Monday, February 13, 2012

Proverb 31

Something is shifting in my heart and mind. God is peeling off layer after layer of ego -and there are quite a few layers- to open my eyes to the woman he wants me to be. Part of this is working on proverb 31.

If someone had told me a few months ago that I would love the description of the "perfect" wife, I would have seriously scoffed because it sounded to me like Stepford wife 101, aka how to be a perfect southern conservative wife. Thanks but hell no thanks. And then I read the proverb with new eyes. I read it in a modern context. And I felt my heart stir just a little and I heard a little whisper that said "this could be you." Not this should be you -because I don't want to live with guilt. But it could be me. If I put my ego aside. Right now I would do anything for Léo but I am not so good to Joe. Part of me revolts at the idea of cooking, mending, and cleaning. Because I'm a modern woman, damnit. But of course now I understand that I can cook and clean without feeling demeaned. We can share chores and I can do mine with pride. Being a lovely wife does not mean being a doormat. Duh. A few months ago I told Joe I would never be a SAHM because there was no way (No. Way.) he could expect to come home to put his feet under the table. I can see how my fears of being stuck in a role/box made me so intransigeant. I have now changed my mind: if I stay home a bit more -which I am planning on doing soon, God willing- I might do more house chores but he will still have stuff to do around the house. More importantly, I will also be able to focus on fun stuff, not just chores. Our home is not going to become Mad Man Central just because I stay home more -well, except for the drinks at all hour of the day. I kid, I kid.

Can you believe it has taken me so long to come to this conclusion? Joe and I have been married for almost 7 years. It's about time!!

I'm not saying I will be the perfect wife. I probably won't wake up before everybody to cook breakfast.
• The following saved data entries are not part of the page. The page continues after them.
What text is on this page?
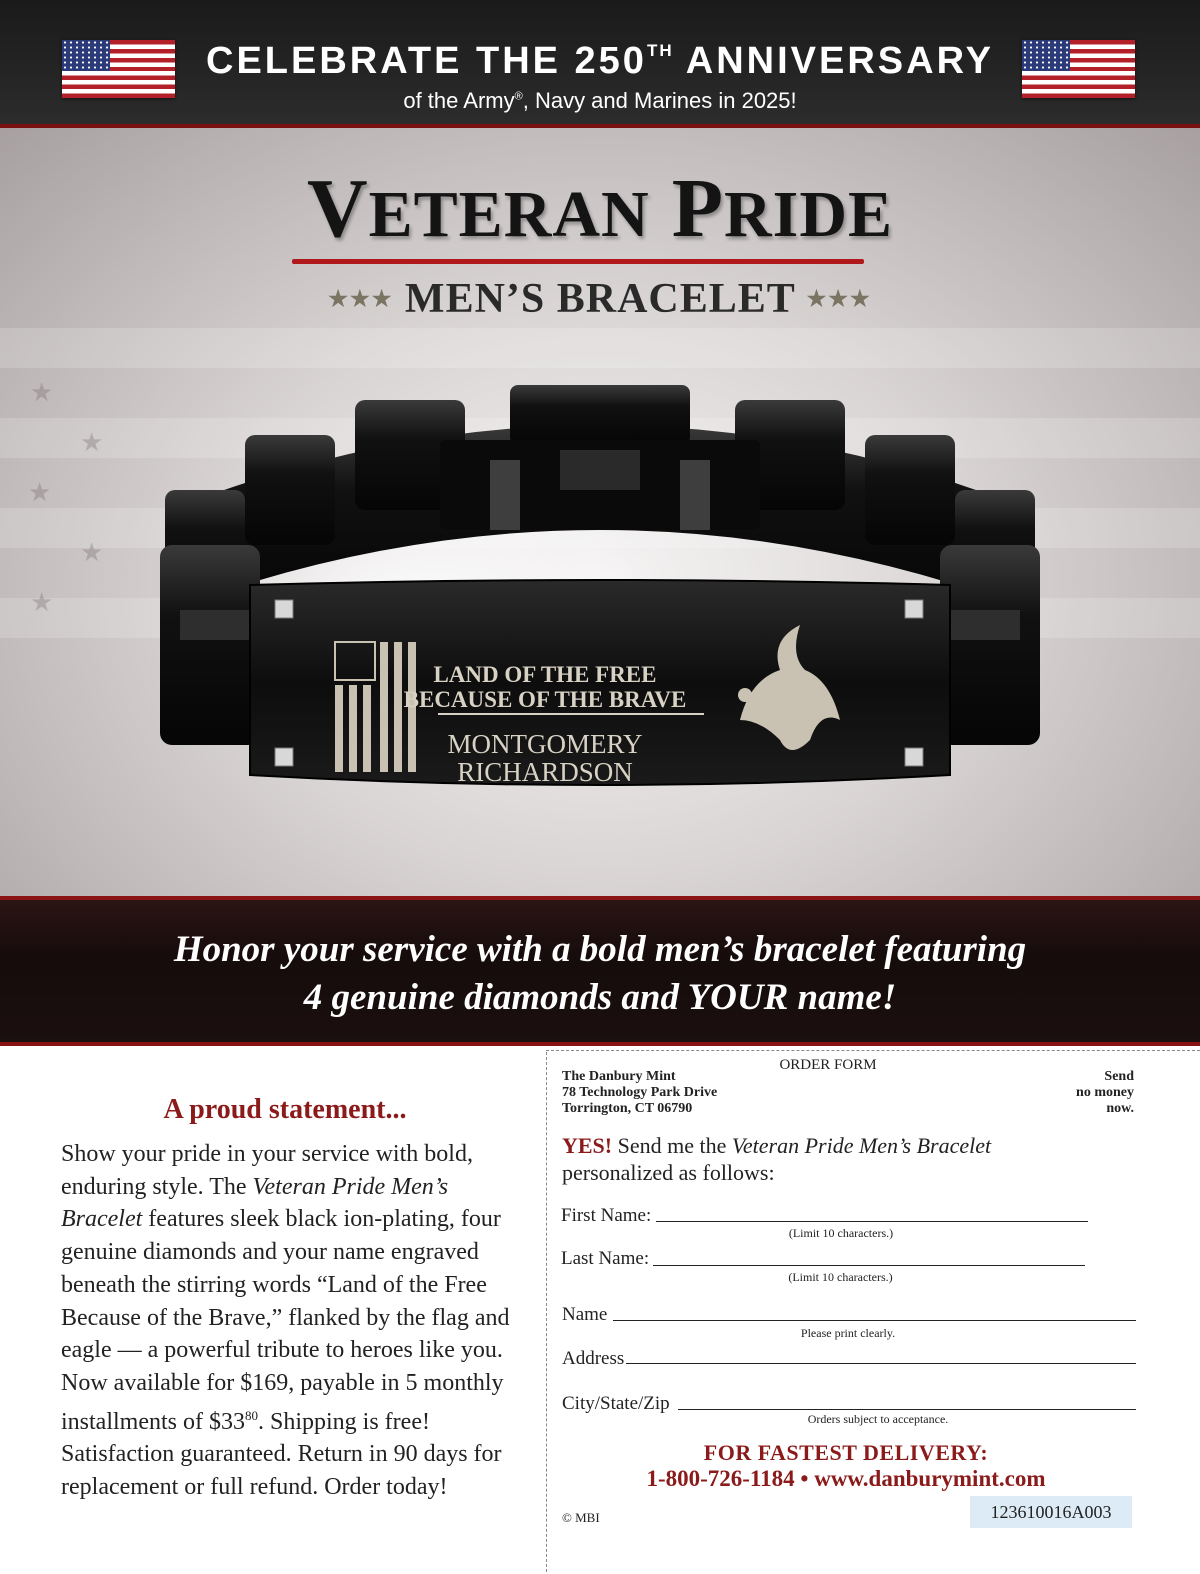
CELEBRATE THE 250TH ANNIVERSARY
of the Army®, Navy and Marines in 2025!
★
★
★
★
★
VETERAN PRIDE
★★★ MEN’S BRACELET ★★★
LAND OF THE FREE
BECAUSE OF THE BRAVE
MONTGOMERY
RICHARDSON
Honor your service with a bold men’s bracelet featuring
4 genuine diamonds and YOUR name!
A proud statement...
Show your pride in your service with bold, enduring style. The Veteran Pride Men’s Bracelet features sleek black ion-plating, four genuine diamonds and your name engraved beneath the stirring words “Land of the Free Because of the Brave,” flanked by the flag and eagle — a powerful tribute to heroes like you. Now available for $169, payable in 5 monthly installments of $\$33^{80}$. Shipping is free! Satisfaction guaranteed. Return in 90 days for replacement or full refund. Order today!
ORDER FORM
The Danbury Mint
78 Technology Park Drive
Torrington, CT 06790
Send
no money
now.
YES! Send me the Veteran Pride Men’s Bracelet
personalized as follows:
First Name:
(Limit 10 characters.)
Last Name:
(Limit 10 characters.)
Name
Please print clearly.
Address
City/State/Zip
Orders subject to acceptance.
FOR FASTEST DELIVERY:
1-800-726-1184 • www.danburymint.com
© MBI	123610016A003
I will still come home and have no idea what's for dinner. I will probably sigh every time I have dog hair on my clothes and curse the dogs instead of brushing them. The main thing is that I won't resent improving the status quo. Heck, I might even be proud of the way my house looks.

Now, I am aware that Proverb 31 is not all about housework (it's about respecting others, talking wisely, being sound financially, all of which I want to work toward), but that's been one of the most challenging parts of marriage for me, and that's why I focus so much on that right now.

3 comments:

Heidi said...

Um, well, my first comment is that I had to Google, "intransigeant"! Now that I know what it means, I can read your blog post with much more clarity!

Seriously, I hear what you're saying about looking at Proverbs 31 with new eyes. Several years ago when I got married, someone at WV made a comment to me about making sure I read Proverbs 31 and base my life as a wife on it. She was an *extremely conservative traditional old fashioned no room for grey Christian*. I was super annoyed. When I read Proverbs 31 I was even more annoyed. I guess because I was looking at it through HER eyes and her mindset rather than my own.

A couple of months ago a super cool (also happens to be conservative but open minded) Christian friend wrote a comment on my Facebook about seeing me as a Proverbs 31 woman - and I took it completely differently.

I think it's cool how our understandings of these things change.

Now if only I would OPEN my BIBLE and read it instead of the chick lit, I could probably continue to be enlightened!

Oh, and maybe you can be a SAHM in OC and we can decorate and cook together?! ;-)

Jen said...

Hmm...maybe I should crack my Bible open tonight and take a look at this. I know I've read it but it's been a long time. It's unfortunate that the first thing that comes to all of our minds when we hear 'Proverbs 31' is 'conservative'/'Stepford wife'! That's exactly what I think of too. Thanks for writing about this and opening my mind! I want to be a better wife and homemaker too - it should never be looked down on. It's so important and so difficult.

Jen said...

Difficult w/out God's help and supportive friends is what I meant!